The Japanese scientist who Monday won the Nobel Prize for medicine vowed to continue his cancer treatment work to help as many sufferers as possible, saying treating patients gave him more pleasure than any award.
"I want to continue my research ... so that this immune therapy will save more cancer patients than ever," Tasuku Honjo told reporters at Kyoto University where he is based.
He described his feelings of "immense joy" when people told him they had recovered from severe illnesses due to his work.

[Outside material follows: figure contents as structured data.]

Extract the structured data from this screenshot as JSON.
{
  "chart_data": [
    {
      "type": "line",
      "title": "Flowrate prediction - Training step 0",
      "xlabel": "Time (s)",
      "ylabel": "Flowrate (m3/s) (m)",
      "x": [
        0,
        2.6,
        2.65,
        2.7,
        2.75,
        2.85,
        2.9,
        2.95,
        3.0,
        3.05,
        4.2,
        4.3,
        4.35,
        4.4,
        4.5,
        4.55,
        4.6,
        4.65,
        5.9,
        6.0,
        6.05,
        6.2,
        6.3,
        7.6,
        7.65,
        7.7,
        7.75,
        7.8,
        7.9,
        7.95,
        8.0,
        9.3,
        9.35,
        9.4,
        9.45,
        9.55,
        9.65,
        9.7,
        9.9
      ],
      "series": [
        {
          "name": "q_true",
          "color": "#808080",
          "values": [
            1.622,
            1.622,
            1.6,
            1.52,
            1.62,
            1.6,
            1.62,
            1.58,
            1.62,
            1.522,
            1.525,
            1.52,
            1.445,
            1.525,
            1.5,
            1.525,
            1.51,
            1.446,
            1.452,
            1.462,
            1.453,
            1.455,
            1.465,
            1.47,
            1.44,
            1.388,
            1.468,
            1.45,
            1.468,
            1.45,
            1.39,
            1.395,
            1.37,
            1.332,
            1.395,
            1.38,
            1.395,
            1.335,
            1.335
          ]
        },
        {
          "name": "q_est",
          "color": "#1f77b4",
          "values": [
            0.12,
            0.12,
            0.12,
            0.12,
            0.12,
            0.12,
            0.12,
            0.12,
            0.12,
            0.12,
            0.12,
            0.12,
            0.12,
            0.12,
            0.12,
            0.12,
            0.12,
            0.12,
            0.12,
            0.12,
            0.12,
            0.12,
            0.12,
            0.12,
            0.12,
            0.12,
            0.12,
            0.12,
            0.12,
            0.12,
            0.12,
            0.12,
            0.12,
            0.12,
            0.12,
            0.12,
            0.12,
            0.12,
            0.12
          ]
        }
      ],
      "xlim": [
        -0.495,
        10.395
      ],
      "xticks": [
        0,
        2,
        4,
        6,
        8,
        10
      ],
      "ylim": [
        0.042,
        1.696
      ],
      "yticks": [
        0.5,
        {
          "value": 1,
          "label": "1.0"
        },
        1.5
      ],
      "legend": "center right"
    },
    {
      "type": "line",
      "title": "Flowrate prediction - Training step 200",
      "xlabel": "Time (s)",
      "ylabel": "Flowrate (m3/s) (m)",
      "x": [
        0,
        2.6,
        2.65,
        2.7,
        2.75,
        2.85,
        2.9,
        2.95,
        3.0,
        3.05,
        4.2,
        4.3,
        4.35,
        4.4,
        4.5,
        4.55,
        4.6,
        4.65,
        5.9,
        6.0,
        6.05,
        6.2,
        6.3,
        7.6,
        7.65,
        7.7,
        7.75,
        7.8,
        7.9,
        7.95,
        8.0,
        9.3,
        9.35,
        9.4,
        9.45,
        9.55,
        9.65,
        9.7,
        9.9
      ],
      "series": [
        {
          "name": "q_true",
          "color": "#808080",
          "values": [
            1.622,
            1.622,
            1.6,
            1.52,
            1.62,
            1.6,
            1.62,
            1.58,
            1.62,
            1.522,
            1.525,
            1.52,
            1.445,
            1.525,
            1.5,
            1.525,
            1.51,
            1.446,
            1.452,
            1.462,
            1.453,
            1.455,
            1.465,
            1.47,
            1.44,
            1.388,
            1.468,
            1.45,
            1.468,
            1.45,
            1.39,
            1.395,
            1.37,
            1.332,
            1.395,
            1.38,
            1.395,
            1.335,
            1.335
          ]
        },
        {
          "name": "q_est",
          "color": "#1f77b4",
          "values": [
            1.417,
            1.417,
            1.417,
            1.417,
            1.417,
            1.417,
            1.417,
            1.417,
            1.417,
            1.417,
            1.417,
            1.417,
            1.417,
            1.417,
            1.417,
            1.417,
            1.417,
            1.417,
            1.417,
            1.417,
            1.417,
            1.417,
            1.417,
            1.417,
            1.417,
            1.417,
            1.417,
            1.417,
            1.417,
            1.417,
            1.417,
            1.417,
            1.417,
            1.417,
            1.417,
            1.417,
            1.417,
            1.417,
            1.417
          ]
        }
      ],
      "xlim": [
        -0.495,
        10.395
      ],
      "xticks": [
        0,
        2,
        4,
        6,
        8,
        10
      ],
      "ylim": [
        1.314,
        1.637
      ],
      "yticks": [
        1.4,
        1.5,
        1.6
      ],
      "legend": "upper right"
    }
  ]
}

He said a member of his golf club, whom he did not know well, came up to him one day and thanked him, saying: "Thanks to your medicine. I had lung cancer and I thought I was playing my last round of golf, but now I am able to play golf again."
"When you hear things like that, there is no greater happiness. I have never been happier than that. Honestly, no award can replace that. I felt it was enough," said Honjo.
"On top of that, I am receiving such an award. I really feel I am a fortunate person."
Honjo said he heard the news of his award while he was discussing academic papers with colleagues and it came "completely out of the blue."
"Of course, I was very happy, delighted at the same time, but shocked."
During the press conference, Honjo took a call from Prime Minister Shinzo Abe, who congratulated the scientist, saying he was "so proud as a fellow Japanese."
Abe said someone he knew was saved by treatment resulting from the professor's research.
"The professor's achievement has given rays of hope to many cancer patients," said Abe.
Honjo won the prize, along with US scientist James Allison, for research into how the body's natural defences can fight cancer.
But he said he also has ambitions to go round the golf course in the same number of shots at his age.
"I am 76 now. My biggest goal is to hit 76 in golf."